Written 01 December 2009

Published By Minneapolis: Fortress 2008

The Holocaust, known in Hebrew as the Shoah (meaning “destruction”), has raised questions of theodicy more acutely than any other human event. Or so we might think! Marvin Sweeney shows how Israel and Judaism knew several Shoahs: the destruction of Jerusalem by Babylon in the 6th century BCE, the proscription of Jewish practices by Antiochus Epiphanes in the 2nd century BCE, the destruction of the second temple in 66-70 CE, the quelling of the revolt of Bar Kochba in 132-135 CE. He guides the reader systematically through the Hebrew Bible, with a short survey of the Christian Gospels and Rabbinic Literature at the end, pointing to the ways in which the Scriptural texts addressed questions about God’s fidelity, absence, love and power in the light of experience of disaster. The book’s focus has its own integrity, and the author, with some cogency, challenges various contemporary, and often Christian, interpretations, eg that Ezra-Nehemiah was inimical to Gentiles and that Ruth was written as a corrective to such a view. However, as a prelude to his main concern, he offers very useful summaries of the key contentions and movements in the books.
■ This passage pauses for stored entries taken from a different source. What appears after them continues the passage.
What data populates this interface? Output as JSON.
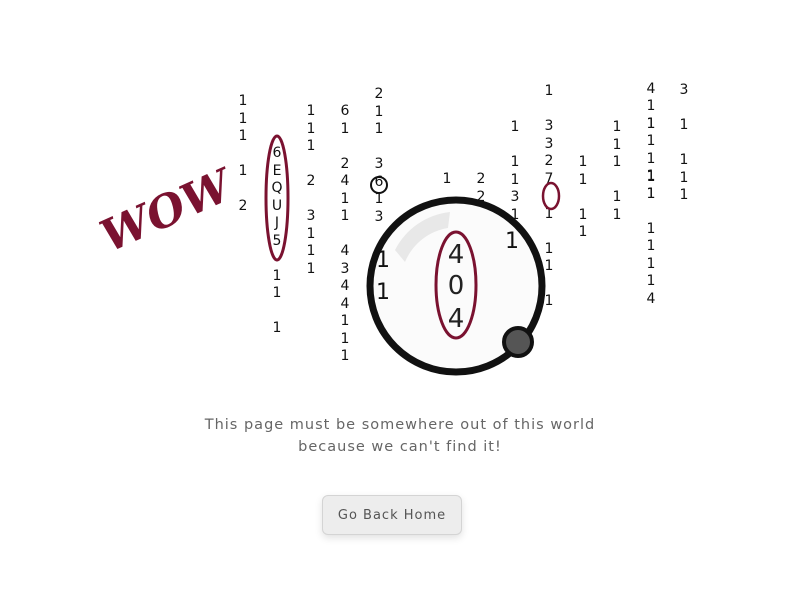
{
  "exclamation": "WOW!",
  "matrix_columns": [
    [
      "1",
      "1",
      "1",
      "",
      "1",
      "",
      "2"
    ],
    [
      "6",
      "E",
      "Q",
      "U",
      "J",
      "5",
      "",
      "1",
      "1",
      "",
      "1"
    ],
    [
      "1",
      "1",
      "1",
      "",
      "2",
      "",
      "3",
      "1",
      "1",
      "1"
    ],
    [
      "6",
      "1",
      "",
      "2",
      "4",
      "1",
      "1",
      "",
      "4",
      "3",
      "4",
      "4",
      "1",
      "1",
      "1"
    ],
    [
      "2",
      "1",
      "1",
      "",
      "3",
      "6",
      "1",
      "3"
    ],
    [
      "1"
    ],
    [
      "2",
      "2"
    ],
    [
      "1",
      "",
      "1",
      "1",
      "3",
      "1"
    ],
    [
      "1",
      "",
      "3",
      "3",
      "2",
      "7",
      "",
      "1",
      "",
      "1",
      "1",
      "",
      "1"
    ],
    [
      "1",
      "1",
      "",
      "1",
      "1"
    ],
    [
      "1",
      "1",
      "1",
      "",
      "1",
      "1"
    ],
    [
      "4",
      "",
      "1",
      "",
      "1",
      "1",
      "1"
    ],
    [
      "1",
      "1",
      "1",
      "",
      "1",
      "1",
      "",
      "1",
      "1",
      "1",
      "1",
      "4"
    ],
    [
      "3",
      "",
      "1",
      "",
      "1",
      "1",
      "1"
    ]
  ],
  "lens_digits": [
    "4",
    "0",
    "4"
  ],
  "side_digits": [
    "1",
    "1",
    "1"
  ],
  "message_line1": "This page must be somewhere out of this world",
  "message_line2": "because we can't find it!",
  "button_label": "Go Back Home",
  "colors": {
    "marker": "#7a1230",
    "text": "#666666",
    "button_bg": "#ededed"
  }
}
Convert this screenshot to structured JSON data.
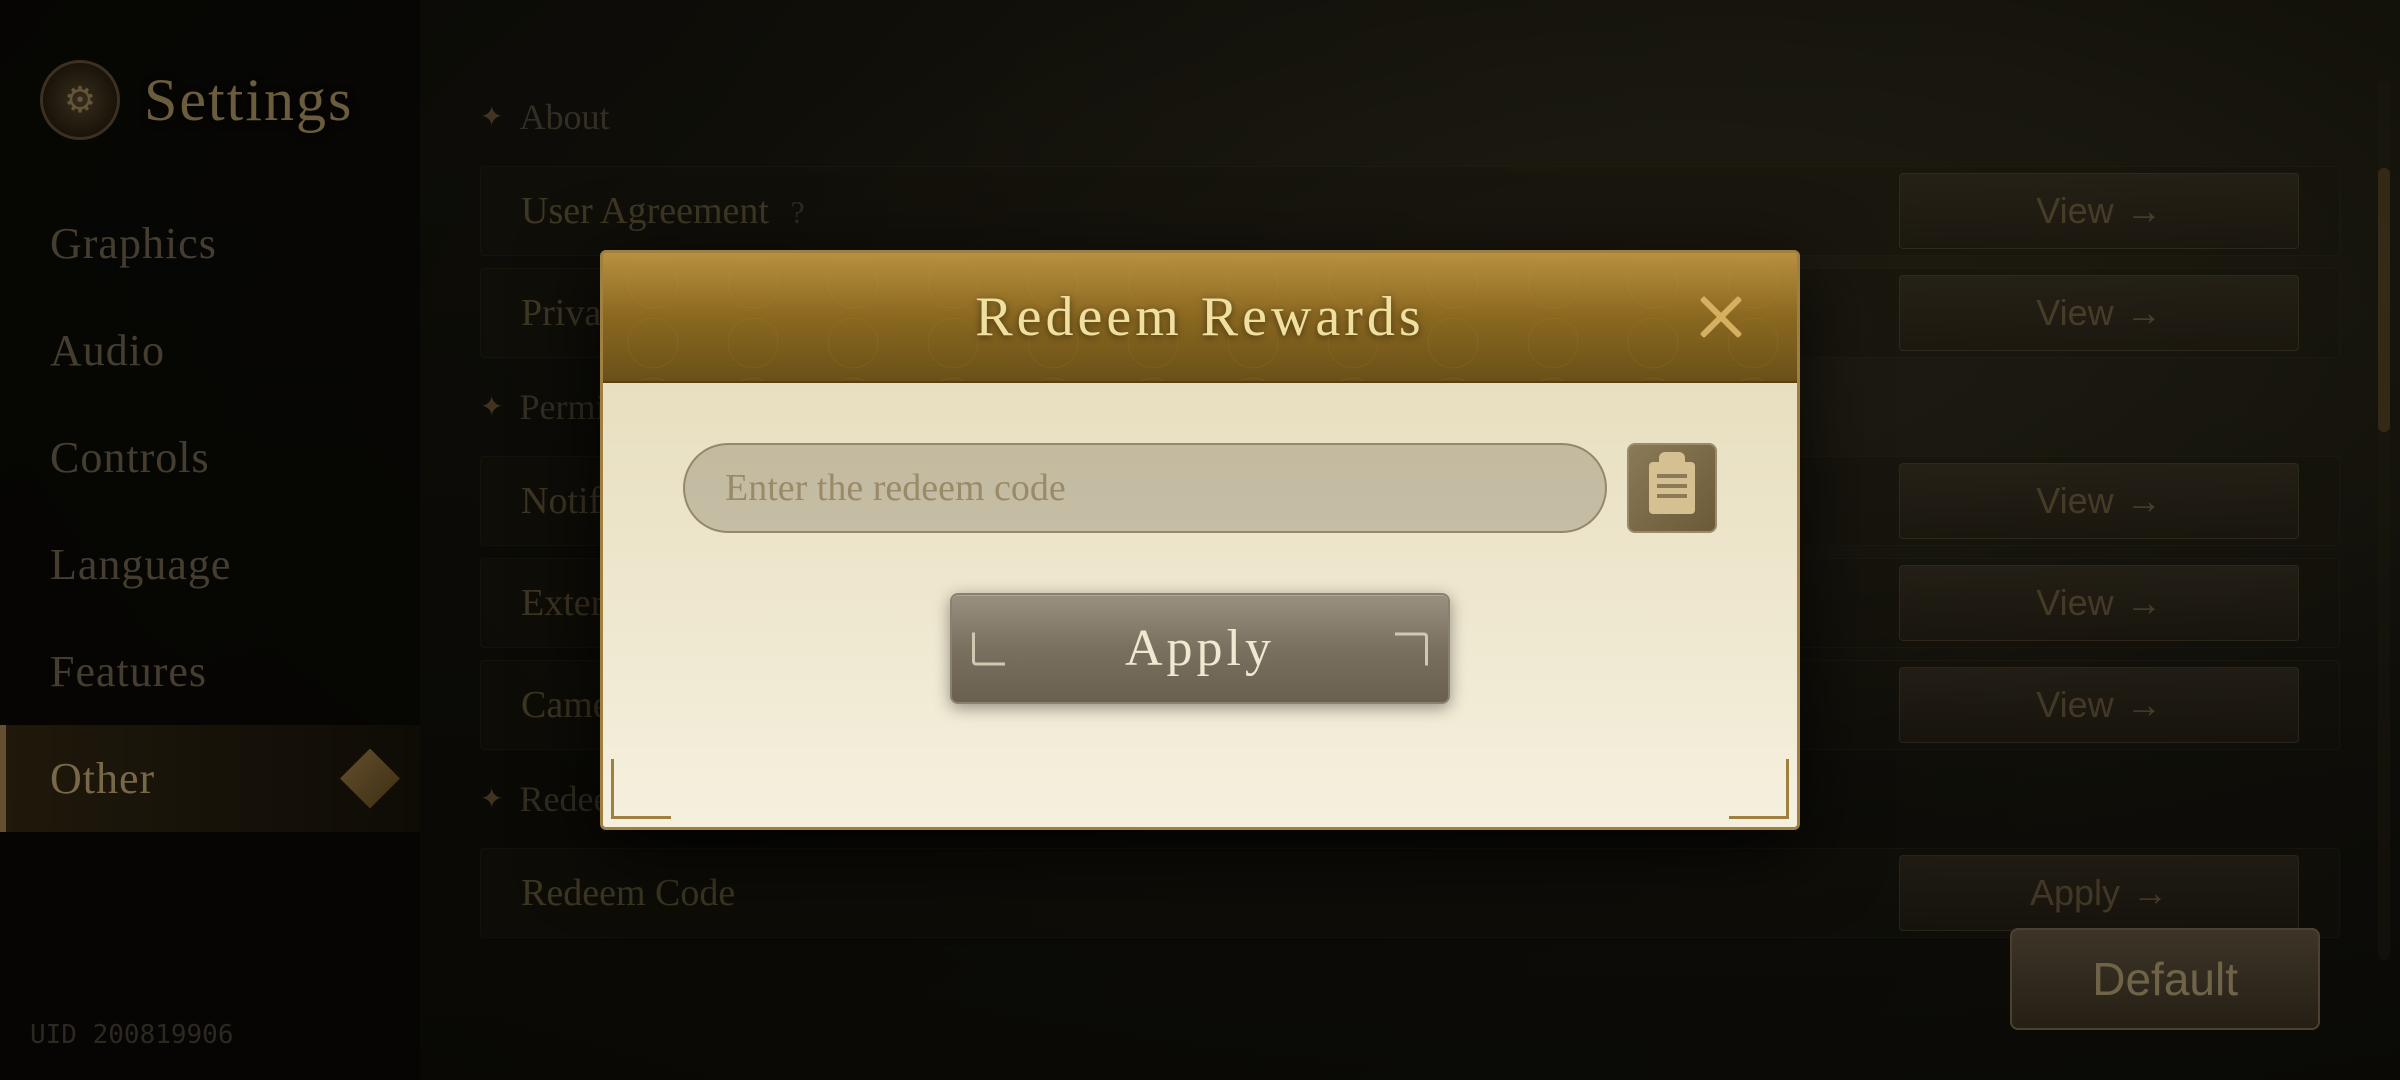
{
  "app": {
    "title": "Settings",
    "uid": "UID 200819906"
  },
  "sidebar": {
    "items": [
      {
        "id": "graphics",
        "label": "Graphics",
        "active": false
      },
      {
        "id": "audio",
        "label": "Audio",
        "active": false
      },
      {
        "id": "controls",
        "label": "Controls",
        "active": false
      },
      {
        "id": "language",
        "label": "Language",
        "active": false
      },
      {
        "id": "features",
        "label": "Features",
        "active": false
      },
      {
        "id": "other",
        "label": "Other",
        "active": true
      }
    ]
  },
  "main": {
    "rows": [
      {
        "id": "about",
        "label": "About",
        "section": true,
        "action": null
      },
      {
        "id": "user-agreement",
        "label": "User Agreement",
        "hasQuestion": true,
        "action": "View →"
      },
      {
        "id": "privacy",
        "label": "Privacy Policy",
        "hasQuestion": false,
        "action": "View →"
      },
      {
        "id": "permissions",
        "label": "Permissions",
        "section": true,
        "action": null
      },
      {
        "id": "notifications",
        "label": "Notification",
        "hasQuestion": false,
        "action": "View →"
      },
      {
        "id": "external-links",
        "label": "External Links",
        "hasQuestion": false,
        "action": "View →"
      },
      {
        "id": "camera",
        "label": "Camera",
        "hasQuestion": false,
        "action": "View →"
      },
      {
        "id": "redeem-section",
        "label": "Redeem Code",
        "section": true,
        "action": null
      },
      {
        "id": "redeem-code",
        "label": "Redeem Code",
        "hasQuestion": false,
        "action": "Apply →"
      }
    ],
    "default_button": "Default"
  },
  "modal": {
    "title": "Redeem Rewards",
    "input_placeholder": "Enter the redeem code",
    "apply_button": "Apply",
    "close_icon": "close-x-icon"
  }
}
And he always has the Nazis’ “Final Solution” in his sights, suggesting that in the face of apparent divine absence, real or imagined, human beings need to rise to their full stature as co-partners with God and take responsibility for the future. One of the most challenging of Sweeney’s assertions is his view that the gospels align the development of Christianity with the victory of Roman oppression over Judea and Jerusalem: as had happened before in Ancient Israel, it was all too convenient to blame the victims for their victimisation. A shuddering conclusion indeed, to contemplate in Holy Week, but more to the point, in the aftermath of the Nazi Holocaust.